The terrace is also ideal for sunbathing and lounging and offers excellent views of the Koutoubia mosque and the Atlas Mountains. The riad also has a private chef who creates superb Moroccan cuisine.


The riad was purchased by Thomas Hays in 2006 and has been renovated and designed around his specific design to give the establishment an authentic Moroccan atmosphere. Thomas Hays of Thomas Hays Interiors of Manhattan, New York now owns the hotel and during the renovation used only local craftsmen for the work.

The riad is small and with only five rooms so there were no large contractors used on the job. Hays used traditional builders and craftsman as much as possible to retain the building’s heritage.

Some of the finishes on the building, in particular the tadelakt plastering, is authentic to the area (plastering technique of hand applying an organic pigment and lime wash, followed by a vigorous rub with black olive soap). Colour schemes include aubergine, violet, sienna and ivory.

“The style of riads lends itself for use as a hotel or restaurant and many now are used for this purpose in the burgeoning Moroccan tourist trade.”

Although Hays used traditional Moroccan methods for the basis of the building, the fixtures and fittings are from far flung locations all over the globe and interspersed with modern art and photography from his travels.

Examples of the interiors include bathrooms with ornate Herbeau bath fittings imported from Lille and washbasins fashioned from bronze Indian cooking vessels, waterworks shower heads from the US, wall decorations including Moroccan bridal veils from the middle Atlas mountain, textiles from Java, Kurdistan, Sumatra (18th Century lawons from Sumatra) and from the Ndop people in Cameroon, wall lamps are fashioned from Philipino fish traps and the bronze lamps are made by a local craftsman who also supplies the royal palace.

All of the suites are individual and finished to the highest standard. The end result is a glorious mixture of traditional and modern, eastern and western to form a small ultra-luxurious boutique hotel.

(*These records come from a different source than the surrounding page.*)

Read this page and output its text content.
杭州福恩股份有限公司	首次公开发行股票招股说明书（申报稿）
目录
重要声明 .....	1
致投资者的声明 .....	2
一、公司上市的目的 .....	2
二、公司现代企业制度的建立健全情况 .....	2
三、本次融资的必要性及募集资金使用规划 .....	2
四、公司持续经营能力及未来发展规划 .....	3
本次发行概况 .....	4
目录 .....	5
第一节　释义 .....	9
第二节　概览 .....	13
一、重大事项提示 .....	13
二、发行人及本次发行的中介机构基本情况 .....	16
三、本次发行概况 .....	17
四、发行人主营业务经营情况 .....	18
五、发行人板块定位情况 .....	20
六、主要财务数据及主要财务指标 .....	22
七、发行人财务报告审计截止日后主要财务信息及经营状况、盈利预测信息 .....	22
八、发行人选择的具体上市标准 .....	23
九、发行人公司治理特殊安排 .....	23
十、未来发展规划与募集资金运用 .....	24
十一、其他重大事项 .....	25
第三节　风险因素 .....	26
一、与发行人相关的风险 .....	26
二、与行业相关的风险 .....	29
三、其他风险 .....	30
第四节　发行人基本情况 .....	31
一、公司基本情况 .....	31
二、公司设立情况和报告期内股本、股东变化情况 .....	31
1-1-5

Thomas Hays is an interior designer and fine art photographer who started his career in the financial world before turning to more creative ventures. His work has been featured in Design Times, The New York Times, Luxury Homes, Designing Interiors with Tile, Espaco D’Brazil, New York Living and on television featuring ‘The Most Romantic Bedrooms in America’. Hays’ work has been seen in the prestigious International Designers Showhouse and the Designers Showhouse at the Mount Vernon Museum, in Manhattan.